Quais estes rumos consensuais que o modelo pastoral
deveria, por assim dizer, "potencializar"? Citemos apenas dois
exemplos. O modelo deve expressar um claro "não" às sociedades
radicalmente laicas que põem todas as religiões de escanteio. Laicas, sim, mas
fecundadas e permanentemente inspiradas pelo consenso
"interreligioso" da sociedade em questão. Hoje, as democracias modernas
se tornam cada vez menos sustentáveis por um distanciamento crescente entre as
elites tecnocráticas e uma impotente base popular que se orienta
"espiritualmente" (justiça social, direitos, o "bem viver"

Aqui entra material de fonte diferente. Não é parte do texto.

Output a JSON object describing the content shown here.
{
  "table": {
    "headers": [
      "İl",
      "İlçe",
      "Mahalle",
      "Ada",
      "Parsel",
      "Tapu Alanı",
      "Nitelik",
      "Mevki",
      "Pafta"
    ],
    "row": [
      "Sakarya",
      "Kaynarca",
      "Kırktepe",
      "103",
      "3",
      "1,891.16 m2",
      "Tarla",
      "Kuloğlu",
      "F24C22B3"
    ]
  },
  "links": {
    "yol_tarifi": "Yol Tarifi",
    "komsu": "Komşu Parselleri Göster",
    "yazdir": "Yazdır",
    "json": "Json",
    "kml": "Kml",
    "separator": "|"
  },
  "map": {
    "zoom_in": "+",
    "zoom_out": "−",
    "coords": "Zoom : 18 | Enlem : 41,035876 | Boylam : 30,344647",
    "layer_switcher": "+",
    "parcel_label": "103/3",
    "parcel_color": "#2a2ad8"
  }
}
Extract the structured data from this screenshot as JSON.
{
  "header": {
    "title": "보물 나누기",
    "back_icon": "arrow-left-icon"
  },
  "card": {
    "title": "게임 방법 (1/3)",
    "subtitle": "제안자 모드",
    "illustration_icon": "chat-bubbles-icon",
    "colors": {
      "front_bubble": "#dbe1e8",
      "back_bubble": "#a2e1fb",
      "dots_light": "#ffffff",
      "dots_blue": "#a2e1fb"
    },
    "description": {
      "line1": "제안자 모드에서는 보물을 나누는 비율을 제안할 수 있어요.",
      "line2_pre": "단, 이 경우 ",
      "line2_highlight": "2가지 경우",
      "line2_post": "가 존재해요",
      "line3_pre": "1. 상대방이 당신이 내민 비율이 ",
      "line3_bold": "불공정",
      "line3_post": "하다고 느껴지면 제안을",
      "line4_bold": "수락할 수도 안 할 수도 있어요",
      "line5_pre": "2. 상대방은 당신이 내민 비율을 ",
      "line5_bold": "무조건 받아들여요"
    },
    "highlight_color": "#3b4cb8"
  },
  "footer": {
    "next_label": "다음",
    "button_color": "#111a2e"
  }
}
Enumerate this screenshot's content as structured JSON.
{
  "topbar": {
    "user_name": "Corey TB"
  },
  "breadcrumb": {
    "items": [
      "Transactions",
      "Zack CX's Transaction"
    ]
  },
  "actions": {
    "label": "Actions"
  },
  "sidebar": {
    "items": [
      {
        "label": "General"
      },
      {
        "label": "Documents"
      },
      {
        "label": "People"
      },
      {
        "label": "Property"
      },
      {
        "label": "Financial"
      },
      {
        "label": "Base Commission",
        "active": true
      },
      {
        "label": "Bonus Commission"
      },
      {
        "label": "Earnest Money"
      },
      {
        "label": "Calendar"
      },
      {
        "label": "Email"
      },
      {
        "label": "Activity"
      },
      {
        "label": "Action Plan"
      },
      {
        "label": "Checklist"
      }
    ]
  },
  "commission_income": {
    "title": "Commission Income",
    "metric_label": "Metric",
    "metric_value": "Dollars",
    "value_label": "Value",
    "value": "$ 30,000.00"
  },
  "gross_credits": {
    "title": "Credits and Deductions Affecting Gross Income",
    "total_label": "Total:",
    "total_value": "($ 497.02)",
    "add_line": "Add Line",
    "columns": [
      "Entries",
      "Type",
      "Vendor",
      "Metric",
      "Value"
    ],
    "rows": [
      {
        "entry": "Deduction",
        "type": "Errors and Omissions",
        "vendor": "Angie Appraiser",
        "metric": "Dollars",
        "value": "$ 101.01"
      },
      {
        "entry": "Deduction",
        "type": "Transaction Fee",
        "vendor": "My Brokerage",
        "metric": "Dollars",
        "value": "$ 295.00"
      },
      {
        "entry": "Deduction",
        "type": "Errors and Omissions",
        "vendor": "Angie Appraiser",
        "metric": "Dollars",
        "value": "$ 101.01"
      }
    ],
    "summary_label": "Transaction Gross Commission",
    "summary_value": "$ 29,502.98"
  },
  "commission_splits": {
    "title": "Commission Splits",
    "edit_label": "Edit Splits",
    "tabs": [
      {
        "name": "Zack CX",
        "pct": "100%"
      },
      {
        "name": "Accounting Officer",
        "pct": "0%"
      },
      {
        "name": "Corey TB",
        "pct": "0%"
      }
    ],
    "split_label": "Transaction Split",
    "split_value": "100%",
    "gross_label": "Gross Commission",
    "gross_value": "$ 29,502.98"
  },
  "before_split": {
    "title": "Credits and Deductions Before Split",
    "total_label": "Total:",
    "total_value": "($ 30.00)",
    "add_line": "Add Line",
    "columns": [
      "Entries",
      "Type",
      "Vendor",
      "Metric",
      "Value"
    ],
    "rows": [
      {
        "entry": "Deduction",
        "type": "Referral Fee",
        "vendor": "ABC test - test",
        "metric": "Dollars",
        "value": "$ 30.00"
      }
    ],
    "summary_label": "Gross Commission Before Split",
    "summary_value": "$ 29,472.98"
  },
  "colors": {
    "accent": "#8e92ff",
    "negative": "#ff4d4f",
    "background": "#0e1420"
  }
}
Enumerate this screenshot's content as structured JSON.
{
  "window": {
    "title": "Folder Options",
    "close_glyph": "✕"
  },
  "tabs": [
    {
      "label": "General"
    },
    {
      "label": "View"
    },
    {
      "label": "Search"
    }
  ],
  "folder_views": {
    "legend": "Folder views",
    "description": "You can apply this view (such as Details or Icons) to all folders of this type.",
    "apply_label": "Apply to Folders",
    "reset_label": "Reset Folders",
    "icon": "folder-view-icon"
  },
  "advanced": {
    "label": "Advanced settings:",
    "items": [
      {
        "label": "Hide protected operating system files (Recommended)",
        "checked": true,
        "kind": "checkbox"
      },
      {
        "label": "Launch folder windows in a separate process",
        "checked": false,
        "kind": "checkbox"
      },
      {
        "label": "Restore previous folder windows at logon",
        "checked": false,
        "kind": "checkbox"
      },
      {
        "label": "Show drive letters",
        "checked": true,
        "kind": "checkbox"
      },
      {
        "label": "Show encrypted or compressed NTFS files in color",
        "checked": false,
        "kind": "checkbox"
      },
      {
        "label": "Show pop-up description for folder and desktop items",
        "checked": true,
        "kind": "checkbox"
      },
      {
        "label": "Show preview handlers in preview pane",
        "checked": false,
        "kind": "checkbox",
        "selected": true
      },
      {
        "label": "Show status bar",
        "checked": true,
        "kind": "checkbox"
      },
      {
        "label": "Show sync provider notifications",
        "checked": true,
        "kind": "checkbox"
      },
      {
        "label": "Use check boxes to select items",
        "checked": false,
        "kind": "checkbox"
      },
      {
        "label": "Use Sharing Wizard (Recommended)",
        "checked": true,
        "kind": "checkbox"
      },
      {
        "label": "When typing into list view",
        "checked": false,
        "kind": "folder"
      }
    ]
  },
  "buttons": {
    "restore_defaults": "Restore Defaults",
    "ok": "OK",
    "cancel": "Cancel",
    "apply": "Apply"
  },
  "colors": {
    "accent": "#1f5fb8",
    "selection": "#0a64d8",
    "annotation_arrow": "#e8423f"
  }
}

em geral), mesmo nas sociedades secularizadas. O modelo deve expressar também
um claro "sim" ao Jesus histórico da Galileia, profeta poderoso, mas
trajado nas humildes vestes do Servo Sofredor. Corresponde a este Jesus uma
Igreja radicalmente "kenótica", mas, já ressuscitada, sem medo do
futuro. Uma Igreja não centrada no Templo, pois o Deus de Jesus (e dos
primeiros cristãos) dispensa templos e imagens (pelos quais os romanos davam
credibilidade e presença aos seus deuses), mas uma Igreja centrada no próprio
ser humano. Uma "Igreja da Esperança" que leva o ser humano para além
das meras utopias humanas, ao encontro do céu e da terra escatológicos.
3.
Os modelos que estão presentes
Até agora não tratamos do modelo em si, mas apenas
dos seus fundamentos e dos pilares que o sustentam. Precisamos agora falar do
modelo na sua concretude, sua configuração ou fisionomia real. Um primeiro
ponto a ressaltar é que, tendo a Igreja uma história milenar, não será difícil
encontrar uma diversidade de modelos. Mais acima dissemos que, no atual
panorama pastoral, diversos modelos pastorais ainda marcam presença. Dependendo
do lugar onde o recém-empossado padre inicia seu pastoreio, ou dependendo do
tipo de movimento ou pastoral em que atuam nossos leigos ou leigas, os
diferentes modelos terão maior ou menor presença. Como todos os modelos
surgiram num determinado tempo histórico vamos descrevê-los, sucintamente, de
forma histórica. Não visamos uma abordagem "acadêmica", mas, muito mais,
uma abordagem descritiva, vivenciada e refletida pessoalmente. Trataremos deles
brevemente para, em seguida, pôr em destaque o modelo que, no nosso entender,
melhor se adequa aos tempos atuais.
a)
O modelo da "desobriga"
Tivemos
o privilégio de trabalhar durante onze anos junto ao Santuário (Basílica) do
Senhor Bom Jesus de Iguape SP, uma das primeiras paróquias do Brasil. Encontramos
ali, ainda em plena atividade, a Irmandade de São Benedito, muito forte entre
os pobres, e a Irmandade do Santíssimo, mais forte entre as famílias
influentes. Enquanto muitos padres, nos primeiros anos pós-conciliares,
trataram de "substituir" logo o que parecia demasiadamente
tradicional, nós, mais positivos com relação à religiosidade popular, estudamos
em profundidade os muitos livros históricos (especialmente atas de reuniões e
livros de tombo) existentes na paróquia. A cidade ainda teve outras Irmandades:
das almas, do Senhor Bom Jesus (encontramos um documento antigo onde a Irmandade
vende escravos com o seguinte aval do bispo: "desde que por um bom
preço"!), de Nossa Senhora do Rosário, etc. Nada acontecia na cidade sem
alguma relação com este mundo religioso: procissões, festas, enterros,
beneficência, além de, também, prestígio popular ou desprezo popular.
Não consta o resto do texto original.